Hairstyle Appreciation Day: Celebrate it at Leila's Hair Museum

Posted Apr 29th 2014 09:10 AM


Getty Images/Time & Life Pictures


As you celebrate Hairstyle Appreciation Day today (you are observing it, right?) keep this fact in mind: at the end of every hair cut in salons, beauty parlors and barbershops around the world, potentially great works of art are swept away in the trash.


That's the way Leila Cahoon sees it anyway. A semi-retired cosmetologist in Independence, Missouri, Cahoon is also the owner and namesake of Leila's Hair Museum. Her collection of more than 2,000 objects woven from human hair is considered the largest collection of its kind in the world. (She also has some things made of horse hair, but that's a whole 'nother conversation.)


Hair art became popular and fashionable during the Victorian period when Queen Victoria, mourning the death of Prince Albert, wore a bracelet made of his hair. Following their queen's lead, women began making earrings, watch fobs and brooches from their own hair or from that of their loved ones. Hair collection jars, also on display at the museum, were common on proper ladies' dressing tables.


A number of the exhibits at Leila's Hair Museum are mourning wreaths made from hair of the deceased, including children.


Yep, it is indeed kind of creepy and kind of sad if you love a bald person.


But other weavings are celebratory -- wreaths made from the hair of everyone who attended the wedding celebration of one couple.


Leila's museum has a section of famous hair, from Marilyn Monroe to Abraham Lincoln to John Lennon and Michael Jackson. Leila also says she has hair from Mary, Mother of Jesus, but many visitors find the provenance of that exhibit just a bit sketchy.
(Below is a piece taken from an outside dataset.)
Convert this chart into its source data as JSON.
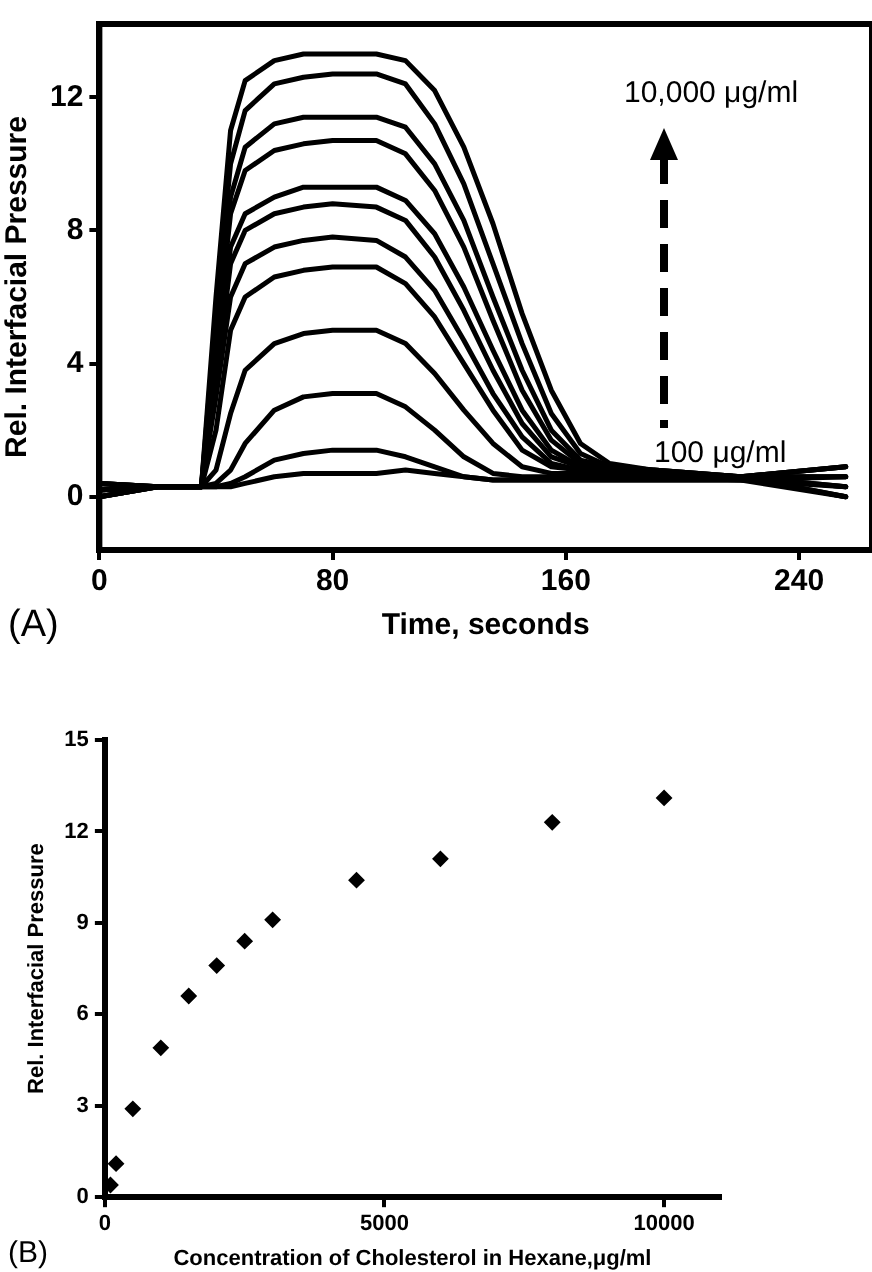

Leila is in the process of writing a book and teaches classes about the nearly lost art of hair weaving. Her little museum is also the U.S. headquarters for the Victorian Hairwork Society. The Society's annual gathering is celebrated with a formal Hair Ball.


So before your stylist sweeps your freshly sheared locks into the trash bin, sweep them up in a baggy and go home and create a great piece of art for the one you love. They may, or may not, thank you for it.